In the final part, he analyzes traditional and contemporary Islamic discourses to find affirmations for liberal citizenship in non-Muslim states. Each chapter focuses on an issue of liberal citizenship: permission of legal residence within a non-Muslim state (Chapter 5); loyalty to a non-Muslim state, especially contributing to its self defense, with a special emphasis on the Islamic concept of contract (Chapter 6); moral disagreement and justice in Muslims’ relations with non-Muslims with an emphasis on the Islamic concept of da’va or proselytizing (Chapter 7); and social cooperation between Muslims and non-Muslims with special focus on contributing to the welfare of the non-Muslim society and participation in a non-Islamic political system (Chapter 8). He concludes that “in all areas in which this book set out to investigate the possibility of an overlapping consensus, Islamic views compatible with liberal conceptions of the demands of citizenship can be found” (p. 263).
March’s book is a significant contribution to the field. Theoretically, March systematizes Rawls’s concept of overlapping consensus by introducing the notion of justificatory comparative political theory. This notion allows us to compare political liberalism with other comprehensive doctrines in a rigorous and systematic way thanks to March’s five-step method of comparison. This method, which consists of the diagnostic, evaluative, and synthetic stages of analysis, not only makes comparison analytical, but is also sensitive to the concerns of cultural relativism. Thanks to this method, March presents Islamic doctrine with all its richness, and avoids simplistic explanations that blame either Islam or colonialism for all the problems in the Muslim world. Furthermore, his examination of traditional and contemporary Sunni orthodox Islamic discourses makes his study more generalizable due to its comprehensiveness.
Normatively, March’s choice of the issue of compatibility of Islam and liberal citizenship is significant as it contributes to better integration of Muslims in Western democracies.

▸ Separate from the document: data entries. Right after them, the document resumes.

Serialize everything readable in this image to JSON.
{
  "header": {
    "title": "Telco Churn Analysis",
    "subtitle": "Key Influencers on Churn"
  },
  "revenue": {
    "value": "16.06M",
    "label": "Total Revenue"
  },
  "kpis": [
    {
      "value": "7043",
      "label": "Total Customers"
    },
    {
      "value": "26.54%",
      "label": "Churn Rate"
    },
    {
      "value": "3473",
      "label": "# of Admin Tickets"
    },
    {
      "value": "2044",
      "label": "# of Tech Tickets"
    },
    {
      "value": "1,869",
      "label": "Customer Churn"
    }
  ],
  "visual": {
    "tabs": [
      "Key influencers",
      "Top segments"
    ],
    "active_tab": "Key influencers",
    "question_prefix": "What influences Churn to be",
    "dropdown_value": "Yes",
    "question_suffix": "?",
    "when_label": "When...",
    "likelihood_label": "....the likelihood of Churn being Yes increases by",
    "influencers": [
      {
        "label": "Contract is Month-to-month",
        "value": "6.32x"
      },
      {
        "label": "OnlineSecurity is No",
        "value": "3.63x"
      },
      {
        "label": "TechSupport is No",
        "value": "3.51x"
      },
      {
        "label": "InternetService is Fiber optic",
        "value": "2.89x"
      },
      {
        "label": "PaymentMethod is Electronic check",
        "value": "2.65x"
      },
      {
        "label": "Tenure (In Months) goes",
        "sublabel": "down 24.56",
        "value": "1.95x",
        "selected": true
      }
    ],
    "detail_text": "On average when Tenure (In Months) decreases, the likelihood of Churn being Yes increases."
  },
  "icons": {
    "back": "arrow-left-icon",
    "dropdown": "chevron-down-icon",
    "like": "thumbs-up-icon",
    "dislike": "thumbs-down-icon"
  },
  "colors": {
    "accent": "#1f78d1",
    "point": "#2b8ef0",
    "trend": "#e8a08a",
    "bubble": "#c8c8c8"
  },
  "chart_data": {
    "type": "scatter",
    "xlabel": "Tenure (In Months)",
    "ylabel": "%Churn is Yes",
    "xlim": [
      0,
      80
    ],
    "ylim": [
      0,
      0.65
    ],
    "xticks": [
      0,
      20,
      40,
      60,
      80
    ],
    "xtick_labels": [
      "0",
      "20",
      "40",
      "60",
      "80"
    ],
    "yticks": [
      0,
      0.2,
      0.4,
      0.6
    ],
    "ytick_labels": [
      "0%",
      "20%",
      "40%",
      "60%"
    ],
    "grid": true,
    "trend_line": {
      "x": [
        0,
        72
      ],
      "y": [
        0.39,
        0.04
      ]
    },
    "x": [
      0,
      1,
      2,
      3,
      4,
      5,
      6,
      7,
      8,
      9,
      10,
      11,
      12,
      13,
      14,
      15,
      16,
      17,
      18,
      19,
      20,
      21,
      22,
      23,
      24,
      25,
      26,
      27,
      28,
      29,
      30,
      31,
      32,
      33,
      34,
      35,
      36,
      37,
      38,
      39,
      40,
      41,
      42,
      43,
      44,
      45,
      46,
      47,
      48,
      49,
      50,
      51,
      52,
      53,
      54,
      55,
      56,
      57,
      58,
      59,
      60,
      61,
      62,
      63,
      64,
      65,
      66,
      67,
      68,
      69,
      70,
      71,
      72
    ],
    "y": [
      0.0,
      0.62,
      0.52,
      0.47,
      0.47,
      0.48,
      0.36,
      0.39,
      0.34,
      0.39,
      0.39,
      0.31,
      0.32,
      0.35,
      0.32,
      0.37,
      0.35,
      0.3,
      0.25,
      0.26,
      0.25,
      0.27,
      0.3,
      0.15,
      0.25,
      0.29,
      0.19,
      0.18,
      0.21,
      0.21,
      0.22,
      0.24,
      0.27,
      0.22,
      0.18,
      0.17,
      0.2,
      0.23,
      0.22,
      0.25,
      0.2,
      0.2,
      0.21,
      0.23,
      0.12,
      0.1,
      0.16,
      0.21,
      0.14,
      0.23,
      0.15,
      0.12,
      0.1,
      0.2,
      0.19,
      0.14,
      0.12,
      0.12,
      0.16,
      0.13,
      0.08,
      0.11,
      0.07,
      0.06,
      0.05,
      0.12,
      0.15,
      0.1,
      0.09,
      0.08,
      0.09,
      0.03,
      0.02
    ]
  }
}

Taking stock of the Islamic resources that affirm liberal citizenship supports those Muslim groups who opt for liberal democracy and integration. Finally, although March’s book is not empirical research, it provides a good philosophical ground to inspire many empirical studies on Islam and liberalism in the fields of political science, sociology and anthropology.
My only critique to March’s study is minor. As March makes clear, his book is about Muslims in non-Muslim contexts; however, he might have addressed citizenship in secular liberal Muslim-majority countries as well without distancing himself from his major focus. Although this might have worked against the excellent organization of the study, such a philosophical exercise could have contributed a lot to the issues of Islam and liberalism, and might have had more resonance to some of the current global issues. In short, this book is a very significant contribution to the studies of Islam and liberalism and speaks to a wide audience from political science, law and religious studies.